Lembro claramente. Eu fazia ensino médio em Maceió, junto com curso técnico de teatro. Eu e meus amigos ficamos sabendo que iam exibir “Carlota Joaquina” no Cine Arte Pajuçara, um espaço que resiste até hoje  lá —um auditório lindo com projetor, que funciona como cinema de arte da cidade. Seriam poucas sessões do filme, e foi algo parecido com um show de rock, com gente correndo para a fila para garantir ingresso.

Depois da sessão, saímos todos aos prantos. Além de o filme ser esteticamente sensacional, ele ainda me fez olhar para a história do Brasil de uma forma nova. Nas aulas da escola, os portugueses eram os heróis que civilizaram o país, daquele jeito glamourizado. Assistir a esse filme foi a primeira vez que eu tive um pensamento crítico em relação àquilo que estudava. Esse é o poder da arte.

E, enfim, pude sair dali sonhando em ser atriz de cinema. Por mais que hoje eu esteja descobrindo um grande prazer em fazer televisão, esse nunca foi meu objetivo. Comecei a estudar teatro porque aquilo era o mais próximo que eu podia chegar do cinema —afinal, eu não era nem a Xuxa nem um Trapalhão.

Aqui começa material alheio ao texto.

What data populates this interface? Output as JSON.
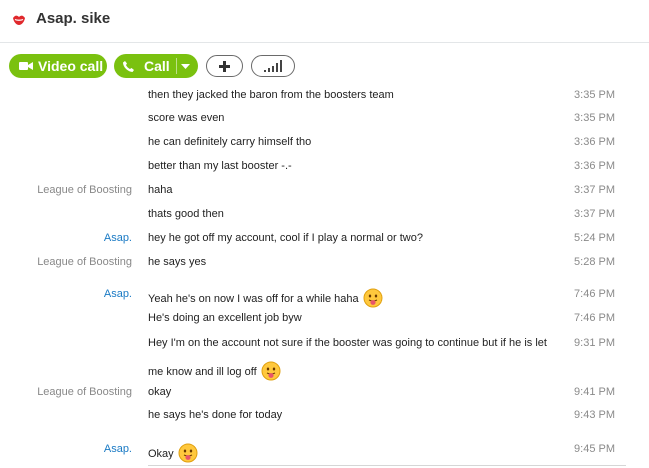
{
  "header": {
    "title": "Asap. sike",
    "status_icon": "red-lips-status-icon"
  },
  "toolbar": {
    "video_call_label": "Video call",
    "call_label": "Call",
    "add_icon": "plus-icon",
    "signal_icon": "signal-bars-icon"
  },
  "colors": {
    "accent_green": "#7ac10f",
    "sender_blue": "#1a7ac4",
    "sender_gray": "#888888"
  },
  "messages": [
    {
      "sender": "",
      "text": "then they jacked the baron from the boosters team",
      "time": "3:35 PM"
    },
    {
      "sender": "",
      "text": "score was even",
      "time": "3:35 PM"
    },
    {
      "sender": "",
      "text": "he can definitely carry himself tho",
      "time": "3:36 PM"
    },
    {
      "sender": "",
      "text": "better than my last booster -.-",
      "time": "3:36 PM"
    },
    {
      "sender": "League of Boosting",
      "text": "haha",
      "time": "3:37 PM"
    },
    {
      "sender": "",
      "text": "thats good then",
      "time": "3:37 PM"
    },
    {
      "sender": "Asap.",
      "text": "hey he got off my account, cool if I play a normal or two?",
      "time": "5:24 PM"
    },
    {
      "sender": "League of Boosting",
      "text": "he says yes",
      "time": "5:28 PM"
    },
    {
      "sender": "Asap.",
      "text": "Yeah he's on now I was off for a while haha",
      "time": "7:46 PM",
      "emoticon": "tongue-out-emoticon-icon"
    },
    {
      "sender": "",
      "text": "He's doing an excellent job byw",
      "time": "7:46 PM"
    },
    {
      "sender": "",
      "text": "Hey I'm on the account not sure if the booster was going to continue but if he is let",
      "time": "9:31 PM"
    },
    {
      "sender": "",
      "text": "me know and ill log off",
      "time": "",
      "emoticon": "tongue-out-emoticon-icon"
    },
    {
      "sender": "League of Boosting",
      "text": "okay",
      "time": "9:41 PM"
    },
    {
      "sender": "",
      "text": "he says he's done for today",
      "time": "9:43 PM"
    },
    {
      "sender": "Asap.",
      "text": "Okay",
      "time": "9:45 PM",
      "emoticon": "tongue-out-emoticon-icon"
    }
  ]
}
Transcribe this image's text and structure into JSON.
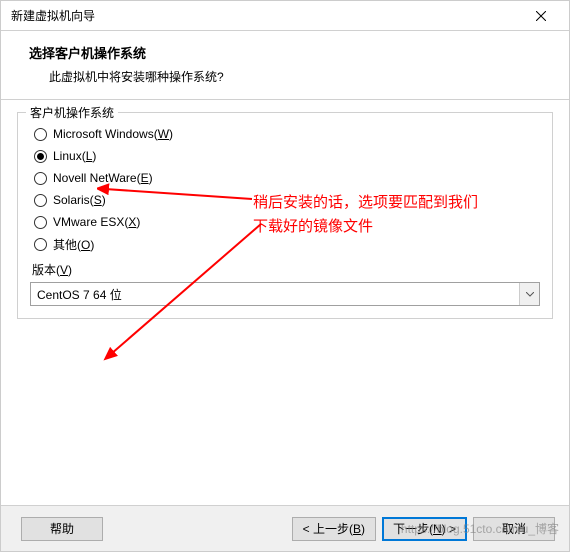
{
  "titlebar": {
    "title": "新建虚拟机向导"
  },
  "header": {
    "title": "选择客户机操作系统",
    "subtitle": "此虚拟机中将安装哪种操作系统?"
  },
  "os_group": {
    "legend": "客户机操作系统",
    "options": [
      {
        "label": "Microsoft Windows(",
        "hotkey": "W",
        "suffix": ")",
        "checked": false
      },
      {
        "label": "Linux(",
        "hotkey": "L",
        "suffix": ")",
        "checked": true
      },
      {
        "label": "Novell NetWare(",
        "hotkey": "E",
        "suffix": ")",
        "checked": false
      },
      {
        "label": "Solaris(",
        "hotkey": "S",
        "suffix": ")",
        "checked": false
      },
      {
        "label": "VMware ESX(",
        "hotkey": "X",
        "suffix": ")",
        "checked": false
      },
      {
        "label": "其他(",
        "hotkey": "O",
        "suffix": ")",
        "checked": false
      }
    ]
  },
  "version": {
    "label_prefix": "版本(",
    "label_hotkey": "V",
    "label_suffix": ")",
    "selected": "CentOS 7 64 位"
  },
  "annotation": {
    "line1": "稍后安装的话，选项要匹配到我们",
    "line2": "下载好的镜像文件",
    "color": "#ff0000"
  },
  "footer": {
    "help": "帮助",
    "back_prefix": "< 上一步(",
    "back_hotkey": "B",
    "back_suffix": ")",
    "next_prefix": "下一步(",
    "next_hotkey": "N",
    "next_suffix": ") >",
    "cancel": "取消"
  },
  "watermark": "https://blog.51cto.com/u_博客"
}
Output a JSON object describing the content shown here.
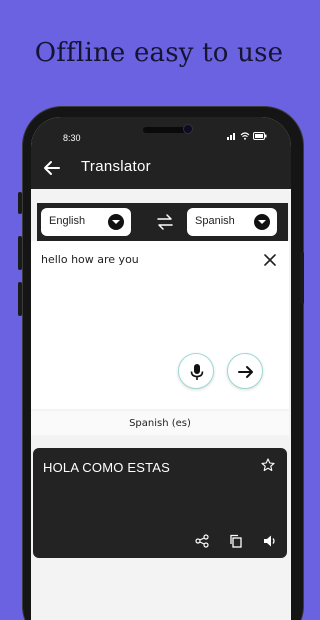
{
  "promo": {
    "headline": "Offline easy to use"
  },
  "status_bar": {
    "time": "8:30"
  },
  "app_bar": {
    "title": "Translator",
    "icons": [
      "back-arrow-icon"
    ]
  },
  "languages": {
    "source": "English",
    "target": "Spanish",
    "icons": [
      "dropdown-icon",
      "swap-icon"
    ]
  },
  "input": {
    "value": "hello how are you",
    "icons": [
      "clear-icon",
      "microphone-icon",
      "translate-arrow-icon"
    ]
  },
  "output": {
    "language_label": "Spanish (es)",
    "text": "HOLA COMO ESTAS",
    "icons": [
      "star-icon",
      "share-icon",
      "copy-icon",
      "speaker-icon"
    ]
  },
  "colors": {
    "background": "#6a62e0",
    "dark_bar": "#222222",
    "accent_ring": "#9ed8d2"
  }
}
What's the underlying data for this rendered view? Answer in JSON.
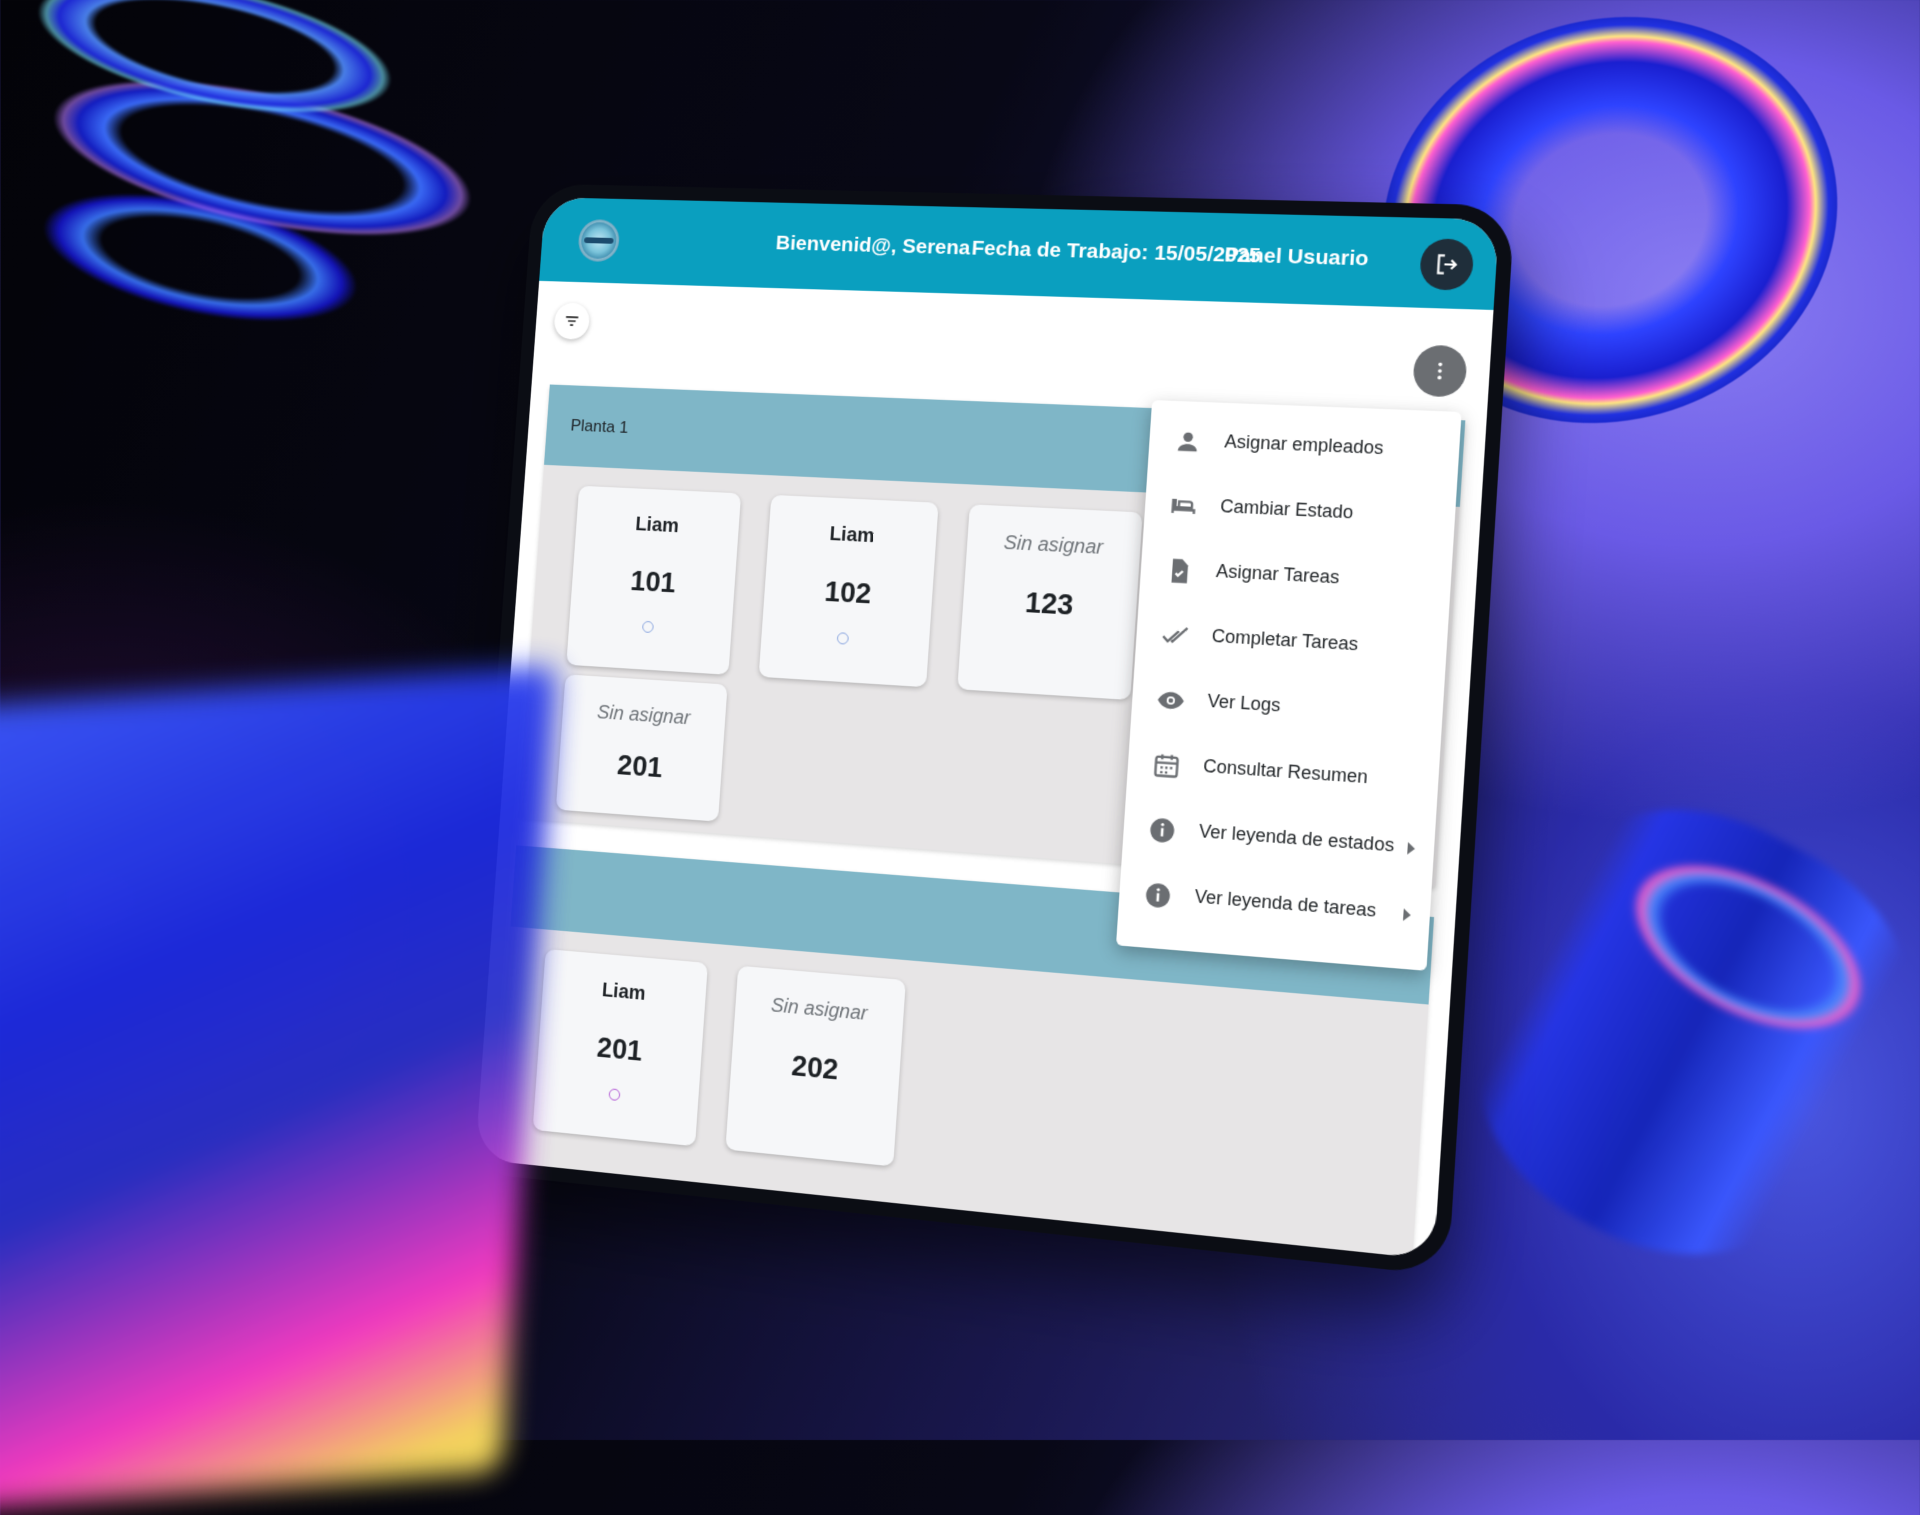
{
  "header": {
    "welcome": "Bienvenid@, Serena",
    "work_date": "Fecha de Trabajo: 15/05/2025",
    "panel": "Panel Usuario"
  },
  "sections": [
    {
      "title": "Planta 1",
      "rooms": [
        {
          "who": "Liam",
          "number": "101"
        },
        {
          "who": "Liam",
          "number": "102"
        },
        {
          "who": "Sin asignar",
          "number": "123"
        },
        {
          "who": "Sin asignar",
          "number": "201"
        }
      ]
    },
    {
      "title": "",
      "rooms": [
        {
          "who": "Liam",
          "number": "201"
        },
        {
          "who": "Sin asignar",
          "number": "202"
        }
      ]
    }
  ],
  "menu": {
    "items": [
      {
        "label": "Asignar empleados",
        "icon": "person-icon"
      },
      {
        "label": "Cambiar Estado",
        "icon": "bed-icon"
      },
      {
        "label": "Asignar Tareas",
        "icon": "task-file-icon"
      },
      {
        "label": "Completar Tareas",
        "icon": "double-check-icon"
      },
      {
        "label": "Ver Logs",
        "icon": "eye-icon"
      },
      {
        "label": "Consultar Resumen",
        "icon": "calendar-icon"
      },
      {
        "label": "Ver leyenda de estados",
        "icon": "info-icon"
      },
      {
        "label": "Ver leyenda de tareas",
        "icon": "info-icon"
      }
    ]
  },
  "colors": {
    "header": "#0a9fbf",
    "section_header": "#7fb6c7",
    "section_body": "#e7e5e6",
    "dark_button": "#1f2e3a"
  }
}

Depois “Central do Brasil” (1998) foi aquele acontecimento, e as coisas começaram a vir num ritmo que, hoje, podemos dizer que temos uma indústria de cinema —na qual eu mesma consegui fazer meus próprios filmes, “Riscado” e “Benzinho”, o que é mais louco ainda. Mas lendo sobre o que acontece na Ancine, com tudo muito incerto, as coisas paralisadas, acho que estamos correndo um risco de novo. 
 


Karine Teles, atriz e roteirista, fez “Que Horas Ela Volta?”, “Benzinho” e está em cartaz nos cinemas em “Bacurau”.

Depoimento a Walter Porto.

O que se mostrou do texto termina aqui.